Среди многих впечатляющих образов, которыми населена поэзия Уоллеса Стивенса, есть один, к которому поэт обращается в самые патетические минуты, в моменты слабости и одиночества. Это образ раввина, «рабби», учителя. Стивенс сам объясняет смысл этого образа в письме В. Хэрингмену:

Под раввином я всегда подразумевал не представителя религии, а ученого. С детства я привык думать, что раввины — это люди, посвятившие свою жизнь накоплению мудрости. И я до сих пор верю в это. Не станем же мы так думать о католическом священнике или протестантском пасторе, которые для нас — исключительно религиозные фигуры.

К этому можно добавить, что образ раввина в фольклорной традиции амбивалентен, в нем отражается не только мудрость, также но «комизм мудрости», — что так важно для Стивенса. Характерно, что в его раннем стихотворении «Le Monocle de Mon Oncle» образ раввина раздваивается — на «сумрачного раввина», угрюмого мудреца, который, всматриваясь в природу человека, приходит к выводу, что «люди — мясо в мясорубке мира», и на «розового раввина», который, отводя глаза от этих мрачных предметов, предпочитает изучать небесную природу любви.

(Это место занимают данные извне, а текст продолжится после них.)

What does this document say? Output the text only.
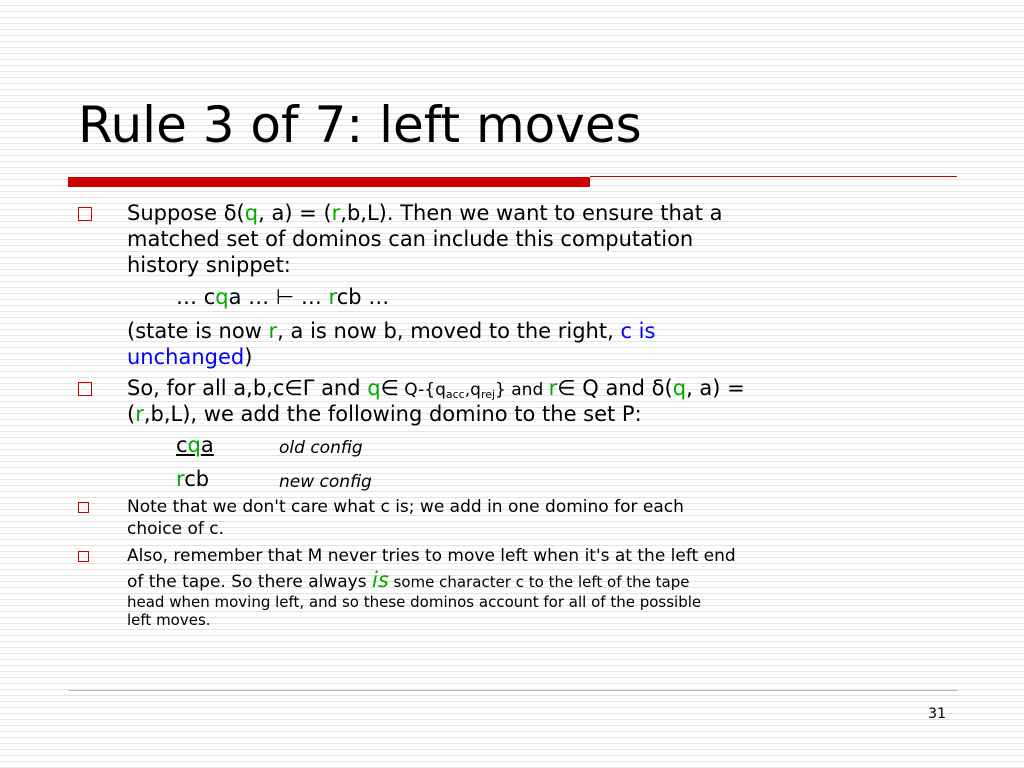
Rule 3 of 7: left moves
Suppose δ(q, a) = (r,b,L). Then we want to ensure that a
matched set of dominos can include this computation
history snippet:
… cqa … ⊢ … rcb …
(state is now r, a is now b, moved to the right, c is
unchanged)
So, for all a,b,c∈Γ and q∈ $Q-\{q_{acc},q_{rej}\}$ and r∈ Q and δ(q, a) =
(r,b,L), we add the following domino to the set P:
cqa	old config
rcb	new config
Note that we don't care what c is; we add in one domino for each
choice of c.
Also, remember that M never tries to move left when it's at the left end
of the tape. So there always is some character c to the left of the tape
head when moving left, and so these dominos account for all of the possible
left moves.
31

Из русских поэтов, если попытаться найти у нас сходную фигуру, почему-то вспоминается Николай Заболоцкий. Понимаю явную дикость такой параллели и не пытаюсь что-то доказывать — предлагаю лишь обратить внимание на направление дрейфа Заболоцкого: от авангарда, которым он был увлечен в молодости, к натурфилософской поэзии зрелого периода и от нее — к поэтике прощания последнего десятилетия. Таков же, в грубых чертах, и путь Уоллеса Стивенса. Так что не все определяется давлением среды. Есть, видимо, некая внутренняя логика развития, которая — без всякого нажима извне — провела Стивенса по траектории, во многом близкой пути Н. Заболоцкого. Я нахожу сходство и в самом психологическом типе этих поэтов — в озадачивающем контрасте прозаической маски (с виду похож на бухгалтера, говорили про Заболоцкого) и скрытого за ней могучего воображения поэта.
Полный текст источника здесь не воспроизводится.